Birileri “nereden çıktı bu Kılıçdaroğlu hayranlığı?” Diyecektir…
Bunu birilerine yaranmak veya şirin görünmek için yazmadım…
Gözlemlerimi dile getirmeye çalışıyorum…
CHP Genel Başkanı 16 Nisan Anayasa değişikliği referandumu sürecinde siyaset ve parti propagandası yapmadan, yaptığı açık veya salon toplantılarında partisinin bayrağı yerine Türk Bayrağını tercih etmesiyle kamuoyundan puan topladı…
Gerçi AK Parti’de mitinglerinde Türk Bayrağı dağıttı ama birileri katılımcıların ellerline ısrarla parti amblemi taşıyan bayraklar tutuşturdular…
Bu hoş olmadı…
Çünkü 16 Nisan’da sandığa gittiğimizde bir siyasi partiye değil, anayasa değişikliğini isteyip istemediğimize oy verdik…
Bir de Vatan, Demokratik Sol, Demokrat, Saadet, Partilileri ve HDP’de “hayır” dediler ama aktif çalışma yapan, il il gezen, açık hava veya salon toplantılarını sadece CHP yaptı…
Diğer partilerde sayıları 2-3, bilemedin 5’i geçmeyen toplantılarla “hayır”a destek verdiler…
Yaklaşık iki ay boyunca sandıktan “hayır” çıkması için, arkasında çok büyük maddi destekçileri olmamasına rağmen kısıtlı imkanlarla gecesini gündüzüne kattı…
Her ne kadar sayıları 20’yi geçmese de birilerinin referandum gecesi istifaya davet etmelerini doğrusu kendilerine yakıştıramadım…
Bütün samimiyetimle belirtiyorum ki Kemal Kılıçdaroğlu ve CHP’li Milletvekilleri, İl ve İlçe Başkanları, Kadın ve Gençlik Kolları, Belediye Başkanları köy köy, ilçe ilçe, mahalle mahalle dolaşmamış olsaydı YSK’nın kesin rakamlarını 51,41 “evet”, 42,43 “hayır” olarak açıkladı referandum sonuçları daha farklı olurdu…
Yani “evet” yüzdesi çok daha yüksek olabilirdi…
*-*******
Acelen neydi Erdoğan abi!
Erdoğan Çakıcı, en az 30 yıllık tanıdığım ağabeyim idi…

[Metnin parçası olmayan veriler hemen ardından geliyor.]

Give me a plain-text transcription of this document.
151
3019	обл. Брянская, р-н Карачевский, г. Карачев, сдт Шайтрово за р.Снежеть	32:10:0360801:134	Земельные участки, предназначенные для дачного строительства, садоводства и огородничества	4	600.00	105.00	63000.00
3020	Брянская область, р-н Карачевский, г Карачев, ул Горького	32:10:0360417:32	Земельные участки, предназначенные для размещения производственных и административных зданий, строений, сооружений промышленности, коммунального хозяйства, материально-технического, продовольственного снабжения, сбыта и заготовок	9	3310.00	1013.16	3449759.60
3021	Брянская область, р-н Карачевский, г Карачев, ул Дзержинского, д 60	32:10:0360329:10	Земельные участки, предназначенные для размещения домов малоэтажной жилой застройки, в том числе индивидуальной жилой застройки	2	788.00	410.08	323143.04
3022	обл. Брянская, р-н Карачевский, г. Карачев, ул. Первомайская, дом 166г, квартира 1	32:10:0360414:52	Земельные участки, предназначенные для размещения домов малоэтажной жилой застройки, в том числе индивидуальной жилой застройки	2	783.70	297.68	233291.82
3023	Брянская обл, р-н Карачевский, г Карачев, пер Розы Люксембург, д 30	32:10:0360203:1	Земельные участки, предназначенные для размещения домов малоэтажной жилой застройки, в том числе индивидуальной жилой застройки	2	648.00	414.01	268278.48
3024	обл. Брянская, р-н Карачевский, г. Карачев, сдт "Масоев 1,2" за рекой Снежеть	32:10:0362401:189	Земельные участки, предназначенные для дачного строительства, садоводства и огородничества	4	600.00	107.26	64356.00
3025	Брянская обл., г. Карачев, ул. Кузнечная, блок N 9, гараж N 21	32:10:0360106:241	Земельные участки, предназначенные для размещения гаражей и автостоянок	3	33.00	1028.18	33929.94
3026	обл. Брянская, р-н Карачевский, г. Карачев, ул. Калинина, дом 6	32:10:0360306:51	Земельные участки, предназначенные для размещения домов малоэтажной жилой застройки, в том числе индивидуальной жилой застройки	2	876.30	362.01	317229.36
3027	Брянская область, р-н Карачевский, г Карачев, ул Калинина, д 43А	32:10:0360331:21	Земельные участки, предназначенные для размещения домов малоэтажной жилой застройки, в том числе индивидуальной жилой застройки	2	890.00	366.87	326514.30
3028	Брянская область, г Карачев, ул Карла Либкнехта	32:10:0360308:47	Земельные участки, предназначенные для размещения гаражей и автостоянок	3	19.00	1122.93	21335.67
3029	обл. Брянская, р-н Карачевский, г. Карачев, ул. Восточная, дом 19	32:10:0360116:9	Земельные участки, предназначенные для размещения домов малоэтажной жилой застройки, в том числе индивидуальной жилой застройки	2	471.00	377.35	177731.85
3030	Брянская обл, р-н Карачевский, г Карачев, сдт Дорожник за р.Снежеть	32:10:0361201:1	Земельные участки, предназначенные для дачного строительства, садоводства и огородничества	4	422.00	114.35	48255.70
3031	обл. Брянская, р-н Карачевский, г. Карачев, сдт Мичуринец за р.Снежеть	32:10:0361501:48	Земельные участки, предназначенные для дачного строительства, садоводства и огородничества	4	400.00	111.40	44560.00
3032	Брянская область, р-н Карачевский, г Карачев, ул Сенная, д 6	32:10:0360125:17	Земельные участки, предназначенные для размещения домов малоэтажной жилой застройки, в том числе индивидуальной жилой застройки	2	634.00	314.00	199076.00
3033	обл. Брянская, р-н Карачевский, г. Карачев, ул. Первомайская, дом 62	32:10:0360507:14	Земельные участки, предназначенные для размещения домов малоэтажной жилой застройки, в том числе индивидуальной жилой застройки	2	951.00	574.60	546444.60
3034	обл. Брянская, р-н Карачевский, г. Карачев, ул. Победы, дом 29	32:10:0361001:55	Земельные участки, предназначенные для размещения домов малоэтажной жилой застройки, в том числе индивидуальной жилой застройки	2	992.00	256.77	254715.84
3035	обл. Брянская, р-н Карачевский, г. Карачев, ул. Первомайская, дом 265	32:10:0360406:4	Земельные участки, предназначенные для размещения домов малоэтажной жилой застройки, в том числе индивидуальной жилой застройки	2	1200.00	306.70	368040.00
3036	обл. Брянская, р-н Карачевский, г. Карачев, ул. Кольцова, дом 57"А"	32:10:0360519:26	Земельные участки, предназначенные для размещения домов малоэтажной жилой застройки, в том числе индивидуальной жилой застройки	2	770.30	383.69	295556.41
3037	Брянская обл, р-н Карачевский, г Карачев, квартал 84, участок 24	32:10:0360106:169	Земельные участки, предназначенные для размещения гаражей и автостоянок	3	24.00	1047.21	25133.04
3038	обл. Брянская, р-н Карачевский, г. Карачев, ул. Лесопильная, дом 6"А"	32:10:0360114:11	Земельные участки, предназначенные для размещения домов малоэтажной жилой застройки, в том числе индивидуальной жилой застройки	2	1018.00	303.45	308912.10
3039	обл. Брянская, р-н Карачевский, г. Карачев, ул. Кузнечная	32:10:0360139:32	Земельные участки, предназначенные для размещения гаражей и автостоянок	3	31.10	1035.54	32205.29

Zaman zaman buluşur sinema konuşurduk…
Yeşilçam’da 30’dan fazla filmde hem oyuncu hem de yapımcı olarak görev aldı…
Fatma Girik ve Türkan Şoray’ı Yeşilçam ile tanıştırdı. Malkoçoğlu” olarak da bilinen Eskişehir’in evladı Cüneyt Arkın’ı da İstanbul’a götürerek sinemayla buluşturan yine Erdoğan Çakıcı idi…
Dün duyduğum bu haberle sarsıldım…
Şok oldum!
Oysa üç-dört gün önce telefonla konuşmuştuk…
Eskişehir’de çekilen “Umudun Kıyısında” filminde “Luna Park Bekçisi” olarak rol almıştı…
Daha doğrusu filmin yönetmeni sevgili Haydar Işık,”ağabey kabul edersen bu filimde sana da rol vereyim. Luna Park Bekçisi olur musun” demişti…
Ben teşekkür ederek,”Bu işi benim eski sinemacılardan bir ağabeyim var. O bu role çok yakışır. Kendisine telefon edeyim seninle tanıştırayım” dedim…
Umudun Kıyısında filimin yönetmeni Haydar Işık ile buluşturdum kendisini…
Verilen rolü de çok severek oynamıştı…
Dün aramızdan bir daha geri dönmemek üzere ayrılmış…
Oysaki kendisiyle 5 Mayıs’ta buluşup rol aldığı filmi birlikte izleyecektik…
Allah gani gani rahmet eylesin…
Mekanı cennet, toprağı bol olsun…
Başta ailesi ile tüm sevenlerinin başı sağolsun…
***
En büyük dileği Yılmaz Büyükerşen Balmumu Müzesinde heykelinin konulmasıydı…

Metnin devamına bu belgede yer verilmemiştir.